Ibarra B, Romero F J, Torrents C, Rovira M
Servicio de Neurorradiología, Hospital General Vall d'Hebron, Barcelona.
Neurologia. 1990 Feb;5(2):48-51.
We have gone through the computerized tomographies (CT) of four cases of spinal epidural lymphomas (SEL) studied in our department. Paraparesis with a sensitive level was the beginning of the disease three times; sciatic pain with recurrent fever once. A myelography followed by CT was done in the three cases of paraparesis while a non-contrast CT and a contrast-enhanced study was done in the case of sciatic pain. An homogeneous intraspinal mass stretching at least along one vertebral segment was the most usual finding. This mass spread into paraspinal tissue effacing fat lines. The mass was hyperdense in relation to dural sack and was limited to intraspinal space in one occasion. We have revised bibliography about osseous lesions in SEL and have found out disagreement on it. We have found them only once in our study. Intrathecal contrast was useless in determining tumour nature but useful in delimiting intraspinal extent. We have searched for tomographic features in order to establish differential diagnosis with other spinal epidural diseases. We did not find any SEL-exclusive features but we found that an homogeneous intra-extraspinal mass, extended at least along one vertebral segment and either producing or not producing osseous lesions can make us think of the presence of spinal epidural lymphoma.

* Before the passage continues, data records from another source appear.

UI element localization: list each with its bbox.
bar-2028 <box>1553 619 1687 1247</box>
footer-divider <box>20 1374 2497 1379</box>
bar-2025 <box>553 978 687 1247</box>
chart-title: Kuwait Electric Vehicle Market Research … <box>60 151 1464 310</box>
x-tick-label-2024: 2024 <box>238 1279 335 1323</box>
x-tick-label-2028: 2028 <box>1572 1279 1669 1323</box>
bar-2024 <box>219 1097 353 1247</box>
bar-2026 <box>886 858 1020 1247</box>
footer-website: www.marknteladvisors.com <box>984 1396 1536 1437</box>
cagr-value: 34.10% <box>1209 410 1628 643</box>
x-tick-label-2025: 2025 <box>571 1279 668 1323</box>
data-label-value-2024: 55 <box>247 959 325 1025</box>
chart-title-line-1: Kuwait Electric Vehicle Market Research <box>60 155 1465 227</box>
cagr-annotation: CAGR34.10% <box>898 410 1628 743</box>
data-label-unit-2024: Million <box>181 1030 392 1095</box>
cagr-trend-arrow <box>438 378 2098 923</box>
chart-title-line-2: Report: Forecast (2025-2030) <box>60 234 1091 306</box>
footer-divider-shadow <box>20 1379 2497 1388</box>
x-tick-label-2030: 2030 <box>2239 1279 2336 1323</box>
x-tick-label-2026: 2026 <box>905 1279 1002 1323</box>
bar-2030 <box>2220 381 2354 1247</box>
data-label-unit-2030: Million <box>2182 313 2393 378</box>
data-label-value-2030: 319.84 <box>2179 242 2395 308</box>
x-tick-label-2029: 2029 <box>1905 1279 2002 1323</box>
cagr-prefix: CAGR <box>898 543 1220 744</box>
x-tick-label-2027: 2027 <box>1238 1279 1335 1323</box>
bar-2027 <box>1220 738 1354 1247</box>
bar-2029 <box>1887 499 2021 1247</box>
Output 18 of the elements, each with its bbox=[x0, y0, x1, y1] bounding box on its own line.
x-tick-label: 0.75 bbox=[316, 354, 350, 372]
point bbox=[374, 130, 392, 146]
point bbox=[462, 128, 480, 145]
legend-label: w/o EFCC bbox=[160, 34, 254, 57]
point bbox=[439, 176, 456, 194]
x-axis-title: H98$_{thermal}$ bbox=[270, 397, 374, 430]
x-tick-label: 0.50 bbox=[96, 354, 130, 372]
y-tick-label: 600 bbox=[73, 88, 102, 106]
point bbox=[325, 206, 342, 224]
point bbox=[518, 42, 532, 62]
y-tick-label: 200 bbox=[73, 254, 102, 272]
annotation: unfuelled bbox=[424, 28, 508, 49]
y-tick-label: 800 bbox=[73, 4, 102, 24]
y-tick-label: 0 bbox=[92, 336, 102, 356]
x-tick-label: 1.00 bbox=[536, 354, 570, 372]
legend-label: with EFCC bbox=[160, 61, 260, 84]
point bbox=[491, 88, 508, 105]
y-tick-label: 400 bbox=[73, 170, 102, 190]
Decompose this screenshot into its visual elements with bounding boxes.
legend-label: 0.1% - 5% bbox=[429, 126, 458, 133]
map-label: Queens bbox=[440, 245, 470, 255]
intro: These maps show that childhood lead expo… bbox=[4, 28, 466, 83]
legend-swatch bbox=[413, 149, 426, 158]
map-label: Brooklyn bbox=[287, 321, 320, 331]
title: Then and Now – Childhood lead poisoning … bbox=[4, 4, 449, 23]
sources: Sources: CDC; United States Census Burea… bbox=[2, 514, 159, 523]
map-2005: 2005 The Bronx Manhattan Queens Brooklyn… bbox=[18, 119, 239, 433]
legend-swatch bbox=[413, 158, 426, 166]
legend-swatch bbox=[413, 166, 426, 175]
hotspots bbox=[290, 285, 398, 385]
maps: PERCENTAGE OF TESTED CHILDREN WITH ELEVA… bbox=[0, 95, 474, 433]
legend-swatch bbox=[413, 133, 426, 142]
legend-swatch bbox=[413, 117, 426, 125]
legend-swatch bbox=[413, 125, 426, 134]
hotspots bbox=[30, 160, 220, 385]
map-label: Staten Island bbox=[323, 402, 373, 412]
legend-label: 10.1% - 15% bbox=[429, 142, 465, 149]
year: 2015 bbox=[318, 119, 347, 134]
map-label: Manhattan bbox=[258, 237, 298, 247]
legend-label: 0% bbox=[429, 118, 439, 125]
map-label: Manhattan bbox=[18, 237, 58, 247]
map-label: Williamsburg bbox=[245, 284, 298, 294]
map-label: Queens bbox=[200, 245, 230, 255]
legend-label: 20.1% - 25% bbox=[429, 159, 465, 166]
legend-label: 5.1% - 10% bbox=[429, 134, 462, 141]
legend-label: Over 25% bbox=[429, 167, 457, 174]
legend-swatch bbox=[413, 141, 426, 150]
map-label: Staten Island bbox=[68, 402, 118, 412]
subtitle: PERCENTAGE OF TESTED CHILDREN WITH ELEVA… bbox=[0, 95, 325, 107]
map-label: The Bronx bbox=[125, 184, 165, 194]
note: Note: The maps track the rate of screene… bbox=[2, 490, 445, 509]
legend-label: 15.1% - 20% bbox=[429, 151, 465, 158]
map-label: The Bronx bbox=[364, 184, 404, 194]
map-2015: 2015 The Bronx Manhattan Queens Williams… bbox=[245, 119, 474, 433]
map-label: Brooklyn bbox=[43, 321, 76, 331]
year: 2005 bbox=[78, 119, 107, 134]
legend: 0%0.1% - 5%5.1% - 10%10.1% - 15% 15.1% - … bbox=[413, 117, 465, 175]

我们查看了本部门研究的4例脊柱硬膜外淋巴瘤(SEL)的计算机断层扫描(CT)。3例患者以伴有感觉平面的双下肢轻瘫为疾病起始表现;1例以坐骨神经痛伴反复发热为起始表现。3例双下肢轻瘫患者先进行了脊髓造影,随后进行CT检查,而坐骨神经痛患者进行了平扫CT和增强扫描。最常见的表现是一个均匀的椎管内肿块,至少延伸一个椎体节段。该肿块蔓延至椎旁组织,使脂肪线消失。相对于硬脊膜囊,该肿块呈高密度,有1例局限于椎管内。我们查阅了有关SEL骨病变的文献,发现对此存在分歧。在我们的研究中仅发现过一次。鞘内造影剂对确定肿瘤性质无用,但对界定椎管内范围有用。我们寻找了断层扫描特征以建立与其他脊柱硬膜外疾病的鉴别诊断。我们未发现任何SEL特有的特征,但发现一个均匀的椎管内外肿块,至少延伸一个椎体节段,无论是否产生骨病变,都可使我们考虑存在脊柱硬膜外淋巴瘤。